In Barcelona, Touma and Kana are talking to Alan and Elly Brad (Alan is founder of Alan Soft, the big computer OS maker). Elly runs the charity foundations that Alan funds, and one of the branch foundations helps sponsor third-world children to attend higher-level education in the U.S. One of the applicants for aid is Lalashu Fayha, whose teacher had submitted the paperwork. When the foundation's people had gone to the village, the girl was gone, then her backpack was discovered on the ship operated by the well-known smuggler, Hari Bandar, now deceased. Elly is worried, and she tells Alan to appeal to Kana's sense of honor in order to loop Touma into doing the actual detective work. Alan has gotten the assistance of the Barcelona police and they've been sweeping locations known to be frequented by illegal immigrants, but so far it's been unfruitful. Spain had been a popular spot for immigrants to start at while trying to create new lives for themselves, up until the anti-foreigner riots of 2009, which is why Alan thinks that Fayha is there. In fact, she is. She reunited with Mosley, and they're living in a secret attic in a house in town along with a Chinese girl, Bee. Bee can speak 5 languages, but her family is too poor to send her to school. Mosley locates his uncle, who is living in a slum. The older man admits to having lied about becoming rich. He works all day at a construction site, and sleeps in a flop house at night. He refuses to return to Morocco because there's no work at all there.

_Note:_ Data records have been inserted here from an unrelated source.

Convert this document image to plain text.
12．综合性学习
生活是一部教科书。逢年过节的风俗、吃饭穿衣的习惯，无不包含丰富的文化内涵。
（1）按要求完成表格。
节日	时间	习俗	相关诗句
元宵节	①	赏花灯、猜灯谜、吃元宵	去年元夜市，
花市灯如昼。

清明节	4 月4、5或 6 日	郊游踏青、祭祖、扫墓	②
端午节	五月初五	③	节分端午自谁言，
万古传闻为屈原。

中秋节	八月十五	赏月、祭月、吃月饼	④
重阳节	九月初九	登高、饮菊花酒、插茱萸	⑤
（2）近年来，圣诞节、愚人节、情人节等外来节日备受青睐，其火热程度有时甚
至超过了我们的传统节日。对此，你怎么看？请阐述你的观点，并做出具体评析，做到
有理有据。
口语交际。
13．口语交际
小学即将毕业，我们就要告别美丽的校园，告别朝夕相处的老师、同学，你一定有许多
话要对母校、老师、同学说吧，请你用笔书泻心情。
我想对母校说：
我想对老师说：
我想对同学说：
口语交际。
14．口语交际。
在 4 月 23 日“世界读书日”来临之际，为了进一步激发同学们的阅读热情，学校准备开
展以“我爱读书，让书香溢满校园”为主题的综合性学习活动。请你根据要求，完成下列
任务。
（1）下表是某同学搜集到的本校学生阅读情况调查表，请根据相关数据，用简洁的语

After a few days, Touma tells Kana that the key to the search is in Fayha's family photo, found in her backpack. She had a cat with a cross-shape in the fur on its back. Most illegal immigrants in Spain make money selling beads and jewelry, but Fayha would be producing drawings. They locate a street seller that has several pictures with cats that have the cross patch on their backs, and eventually determine that the girl is in one specific house. The police raid the house, and Lalashu is found hiding in the attic; however, an assassin positioned in the building across the street opens fire with a rifle and tries to kill her. Kana deals with the assassin, but Fayha runs out of the window and across the roofs, and disappears into the street. Touma asks: "Why did the smuggler shoot at the border patrol ship? Why would someone shoot at the girl? Where is the girl now?"

----- Spoilers -----

Hari Bandar not only smuggled people, but also drugs. On the night in question, his partner, Javier, had stolen the bags and put them somewhere else. The plan was for the boat to intercept the border patrol and then make it look like Hari was killed in the shoot out. Javier kills Hari, but is seen by the girl. She grabs the life preserver with the drugs inside and leaps into the water. The border patrol picks that moment to arrive, so Javier props Hari's body up in the wheel house and hides behind it to start shooting. The police open fire and think that they're the ones that killed Hari. The smuggling gang knows that the girl has the drugs, and because of links with the police, are able to send the assassin to kill her during the raid on the secret sweatshop. Now that the smuggling operation is unmasked, the Spanish police locate the life preserver on the shore near where Hari's boat had been found, with the drugs sewn inside. The next question is, where's the girl? Touma figures that there is only one dream for an artist. They go to France, to the Louvre. Alan talks the museum curator into chasing visitors out 2 hours early to give the girl a chance to tour the place uninterrupted, and bribes him with a Gauguin masterpiece from his own collection. Later, Lalashu is given paperwork admitting her to the U.S. to attend school. However, she spots Mosley and Bee in the immigrations line on their way to being deported back home. Lalashu gives the paperwork to Bee, and Elly decides to accept the strange girl while bopping Alan on the head to keep him quiet. Lalashu has achieved her dream of seeing the Louvre and wants Bee to have a chance for herself. She and Mosley disappear in the crowd of deportees on their way back to Morocco.

No science, no math.

(Back cover.)

Comments: The main reason I like Q.E.D. is for the math and science history, so yeah, I'm disappointed that this time we just have two regular mysteries. Fortunately they're not fluff, and Fayha's Book of Paintings was pretty good on its own. Literary Agent had too many recycled plot elements, and the foreshadowing prior to the big reveal was an excessive 18 pages. It was still a decent story, but the only thing that the reader wouldn't be able to figure out on their own was the killer's real identity, and that's never given beyond "a random stalker". Still, it could have been worse. Recommended if you like the series.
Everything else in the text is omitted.